Her scent shifts, an edge creeping back in.

I rush to explain. “My alpha wants to be within reach of you. That, or I can take a supplemental pill. I don’t want to, since my alpha’s and my interests currently mostly align. I understand and accept the need for the patch, the daily dosing, and so does he—some of the time—now that it’s more subtle. It settles him and gives me the sense of having solid ground under my feet rather than being blown at whim, pulled by instincts I can’t control and don’t always understand or welcome. Feeling like a stranger in my own body.”

The sudden sour tang flaring from her makes me start.

“Stranger in your own body?” she whispers, face drained of color.

Only then do I realize I’d spoken my whole train of thought. Before I can apologize, she shakes her head and snarls.
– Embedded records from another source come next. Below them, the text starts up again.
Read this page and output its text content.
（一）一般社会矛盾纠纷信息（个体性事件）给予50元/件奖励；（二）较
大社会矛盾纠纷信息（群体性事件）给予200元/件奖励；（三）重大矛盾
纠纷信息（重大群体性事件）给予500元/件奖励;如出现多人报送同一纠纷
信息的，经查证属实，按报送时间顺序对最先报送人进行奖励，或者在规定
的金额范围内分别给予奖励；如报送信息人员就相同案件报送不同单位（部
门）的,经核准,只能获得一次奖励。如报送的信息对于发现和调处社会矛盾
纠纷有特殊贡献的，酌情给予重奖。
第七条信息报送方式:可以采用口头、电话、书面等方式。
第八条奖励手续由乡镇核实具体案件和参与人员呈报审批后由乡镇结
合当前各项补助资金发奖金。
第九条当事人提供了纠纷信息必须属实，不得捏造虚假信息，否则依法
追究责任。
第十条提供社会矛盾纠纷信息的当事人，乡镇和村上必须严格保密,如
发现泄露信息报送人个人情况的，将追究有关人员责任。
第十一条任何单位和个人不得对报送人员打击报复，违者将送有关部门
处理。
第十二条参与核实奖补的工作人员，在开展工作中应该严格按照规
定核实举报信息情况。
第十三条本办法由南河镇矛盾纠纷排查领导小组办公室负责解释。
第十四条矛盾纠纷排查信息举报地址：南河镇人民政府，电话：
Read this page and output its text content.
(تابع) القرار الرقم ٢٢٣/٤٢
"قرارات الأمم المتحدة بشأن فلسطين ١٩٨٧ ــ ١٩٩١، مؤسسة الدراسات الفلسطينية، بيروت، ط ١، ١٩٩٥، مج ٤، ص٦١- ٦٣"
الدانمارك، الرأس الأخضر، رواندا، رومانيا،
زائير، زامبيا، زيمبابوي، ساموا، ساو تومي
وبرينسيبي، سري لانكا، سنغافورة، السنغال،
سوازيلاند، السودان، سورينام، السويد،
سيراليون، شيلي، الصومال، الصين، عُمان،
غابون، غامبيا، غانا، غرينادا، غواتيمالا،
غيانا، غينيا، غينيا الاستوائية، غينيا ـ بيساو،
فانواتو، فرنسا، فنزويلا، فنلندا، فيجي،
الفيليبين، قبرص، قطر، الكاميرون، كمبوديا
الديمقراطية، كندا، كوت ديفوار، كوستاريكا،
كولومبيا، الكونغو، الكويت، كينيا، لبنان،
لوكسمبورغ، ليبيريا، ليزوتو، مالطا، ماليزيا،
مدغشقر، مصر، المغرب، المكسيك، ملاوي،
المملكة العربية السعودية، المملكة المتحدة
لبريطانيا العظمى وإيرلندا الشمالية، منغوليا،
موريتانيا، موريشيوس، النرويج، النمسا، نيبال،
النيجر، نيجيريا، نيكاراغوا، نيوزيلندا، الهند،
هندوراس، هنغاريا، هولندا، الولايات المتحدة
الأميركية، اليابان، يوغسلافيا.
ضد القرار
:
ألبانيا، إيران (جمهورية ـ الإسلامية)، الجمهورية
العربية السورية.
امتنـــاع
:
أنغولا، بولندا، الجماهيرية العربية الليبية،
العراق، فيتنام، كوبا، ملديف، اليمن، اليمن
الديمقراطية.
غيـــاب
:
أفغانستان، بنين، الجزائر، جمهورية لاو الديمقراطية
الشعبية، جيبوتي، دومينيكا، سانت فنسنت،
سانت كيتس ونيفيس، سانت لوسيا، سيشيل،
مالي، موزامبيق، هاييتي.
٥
“We can’t have that.” She bursts into a whirl of activity, another thing I can’t control and don’t understand, but my alpha trusts her and follows in her wake.

Before long, we’re settled in the conference room at a corner of the table, which puts her in easy reach. This close, the warmth from her body makes my alpha want to purr, and he only restrains himself because we’re eating—and purring while eating always results in a mess sooner or later.